Colony of Santa Eulalia
An abandoned socialist utopia built in the late 19th century.
In 1886, Antonio de Padua y Saavedra, the count of Alcudia and Gestalgar, created a self-sufficient commune dubbed the Colony of Santa Eulalia. He based it on the Utopian Socialist movement in Europe, which had aimed to create autonomous towns as an alternative to the bigger cities they felt had been corrupted by the Industrial Revolution.
The colony, situated between the towns of Sax and Villena, operated completely self-sufficiently by growing, processing, and commercializing its own crops using an oil mill, flour factory, and alcohol factory.

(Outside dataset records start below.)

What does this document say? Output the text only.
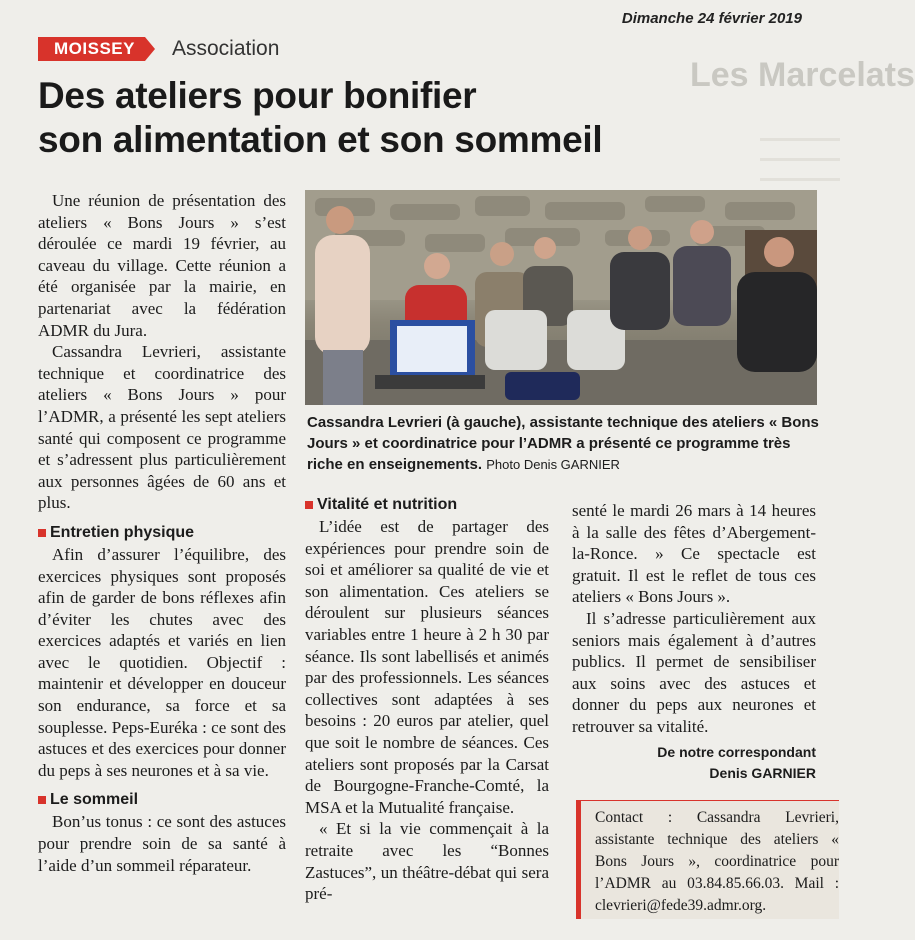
Dimanche 24 février 2019
MOISSEY	Association
Les Marcelats
Des ateliers pour bonifier
son alimentation et son sommeil

Une réunion de présentation des ateliers « Bons Jours » s’est déroulée ce mardi 19 février, au caveau du village. Cette réunion a été organisée par la mairie, en partenariat avec la fédération ADMR du Jura.

Cassandra Levrieri, assistante technique et coordinatrice des ateliers « Bons Jours » pour l’ADMR, a présenté les sept ateliers santé qui composent ce programme et s’adressent plus particulièrement aux personnes âgées de 60 ans et plus.

Entretien physique

Afin d’assurer l’équilibre, des exercices physiques sont proposés afin de garder de bons réflexes afin d’éviter les chutes avec des exercices adaptés et variés en lien avec le quotidien. Objectif : maintenir et développer en douceur son endurance, sa force et sa souplesse. Peps-Euréka : ce sont des astuces et des exercices pour donner du peps à ses neurones et à sa vie.

Le sommeil

Bon’us tonus : ce sont des astuces pour prendre soin de sa santé à l’aide d’un sommeil réparateur.

Cassandra Levrieri (à gauche), assistante technique des ateliers « Bons Jours » et coordinatrice pour l’ADMR a présenté ce programme très riche en enseignements. Photo Denis GARNIER
Vitalité et nutrition

L’idée est de partager des expériences pour prendre soin de soi et améliorer sa qualité de vie et son alimentation. Ces ateliers se déroulent sur plusieurs séances variables entre 1 heure à 2 h 30 par séance. Ils sont labellisés et animés par des professionnels. Les séances collectives sont adaptées à ses besoins : 20 euros par atelier, quel que soit le nombre de séances. Ces ateliers sont proposés par la Carsat de Bourgogne-Franche-Comté, la MSA et la Mutualité française.

« Et si la vie commençait à la retraite avec les “Bonnes Zastuces”, un théâtre-débat qui sera pré-

senté le mardi 26 mars à 14 heures à la salle des fêtes d’Abergement-la-Ronce. » Ce spectacle est gratuit. Il est le reflet de tous ces ateliers « Bons Jours ».

Il s’adresse particulièrement aux seniors mais également à d’autres publics. Il permet de sensibiliser aux soins avec des astuces et donner du peps aux neurones et retrouver sa vitalité.

De notre correspondant
Denis GARNIER
Contact : Cassandra Levrieri, assistante technique des ateliers « Bons Jours », coordinatrice pour l’ADMR au 03.84.85.66.03. Mail : clevrieri@fede39.admr.org.
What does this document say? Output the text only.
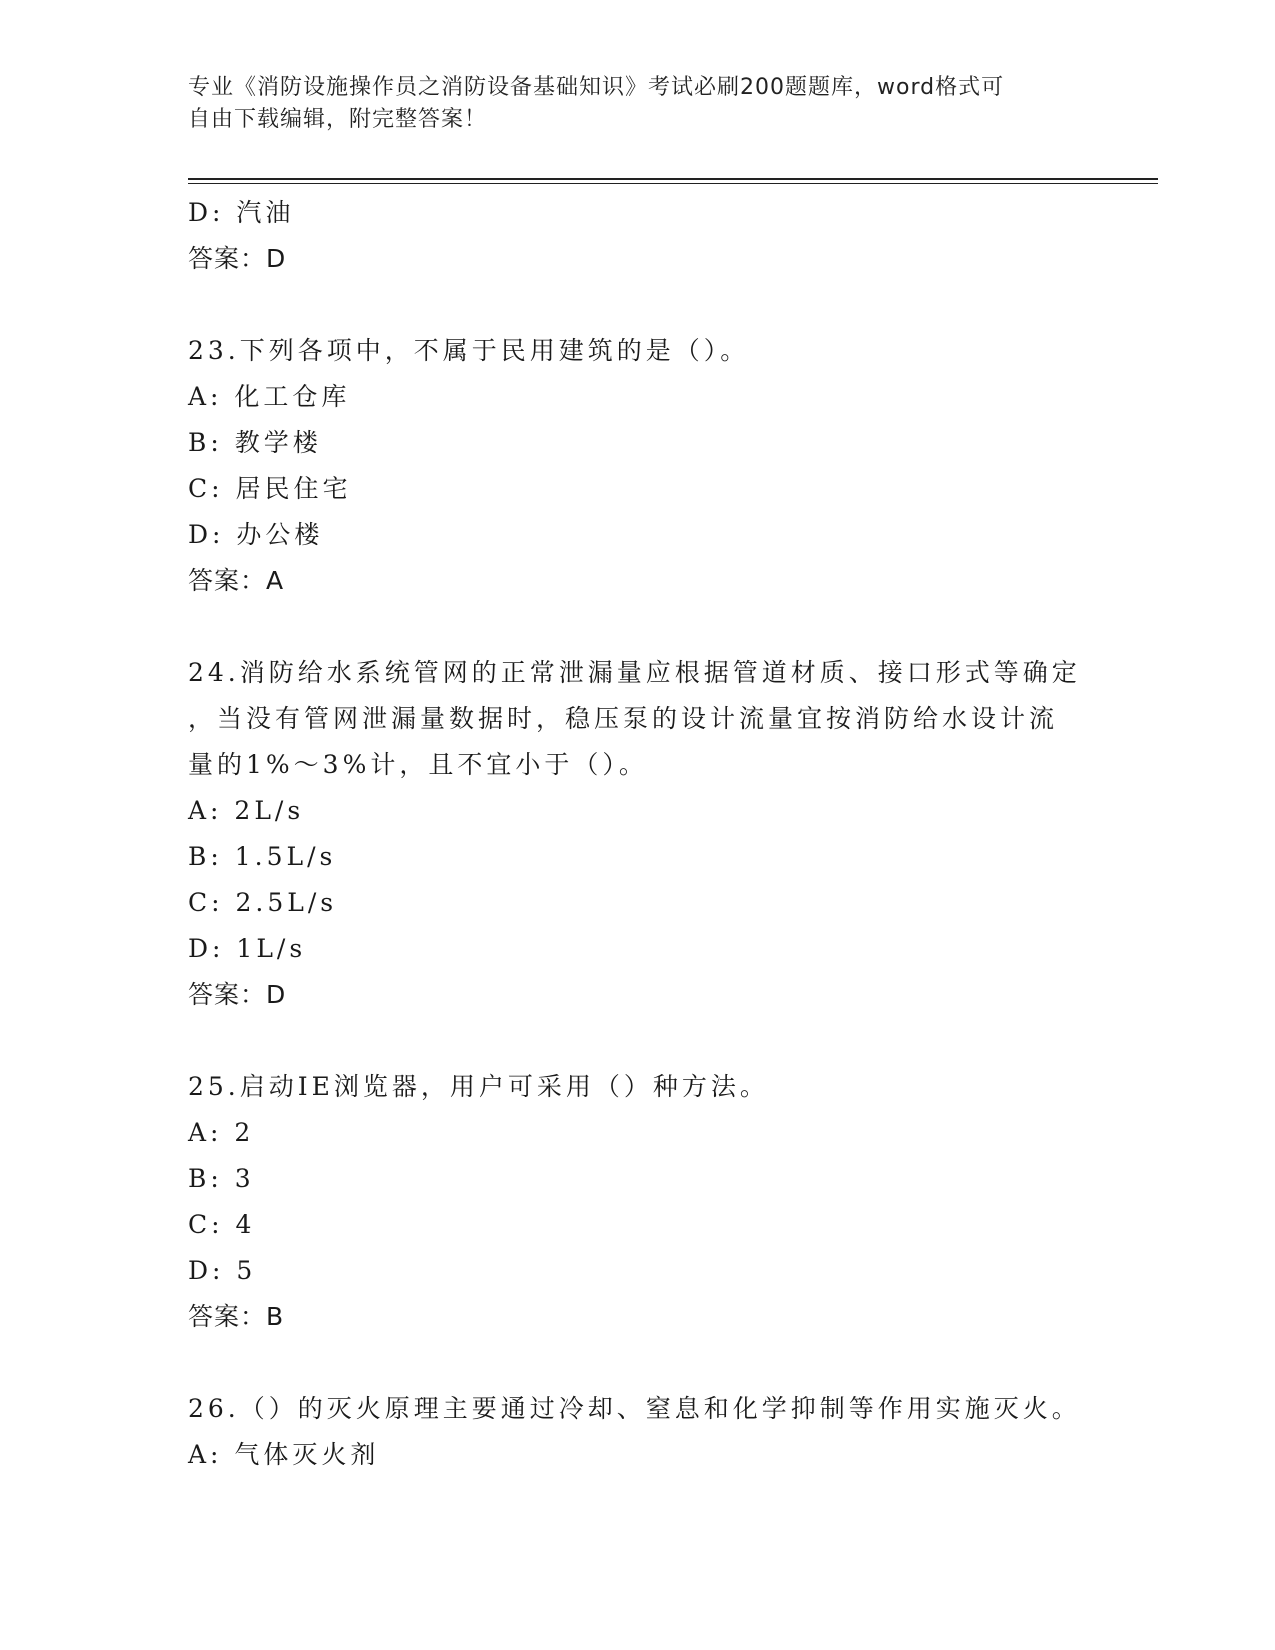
专业《消防设施操作员之消防设备基础知识》考试必刷200题题库，word格式可
自由下载编辑，附完整答案！
D: 汽油
答案：D
23.下列各项中，不属于民用建筑的是（）。
A: 化工仓库
B: 教学楼
C: 居民住宅
D: 办公楼
答案：A
24.消防给水系统管网的正常泄漏量应根据管道材质、接口形式等确定
，当没有管网泄漏量数据时，稳压泵的设计流量宜按消防给水设计流
量的1%～3%计，且不宜小于（）。
A: 2L/s
B: 1.5L/s
C: 2.5L/s
D: 1L/s
答案：D
25.启动IE浏览器，用户可采用（）种方法。
A: 2
B: 3
C: 4
D: 5
答案：B
26.（）的灭火原理主要通过冷却、窒息和化学抑制等作用实施灭火。
A: 气体灭火剂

Besides a mansion for de Padua y Saavedra, who oversaw operations in the summer, Santa Eulalia featured housing for workers, many stores, a theater, a church, and a casino.
Thanks to its location on the railroad line from Madrid to Alicante, the colony enjoyed industrial notoriety until the 1930s, when the Spanish Civil War greatly affected its productivity. The town was almost entirely abandoned by 1940, but the mansion continued to host de Padua y Saavedra and his children into the 1960s, when the family couldn’t afford to maintain the mansion anymore. The surrounding area is a popular destination for tourists, but the colony, once a functioning utopia, sits abrading with time.
Before the town was featured on the local TV show called l’Alquería Blanca, many people were unaware of the history of Santa Eulalia. The program sparked interest in its conservation, and the local government officially declared it a “cultural interest” and promised a restoration program sometime in the future. There are a few restaurants and some houses where locals still live.
Update as of September 2019: Many of the previously accessible buildings have been taped or fenced off. However, the site is still worth a visit.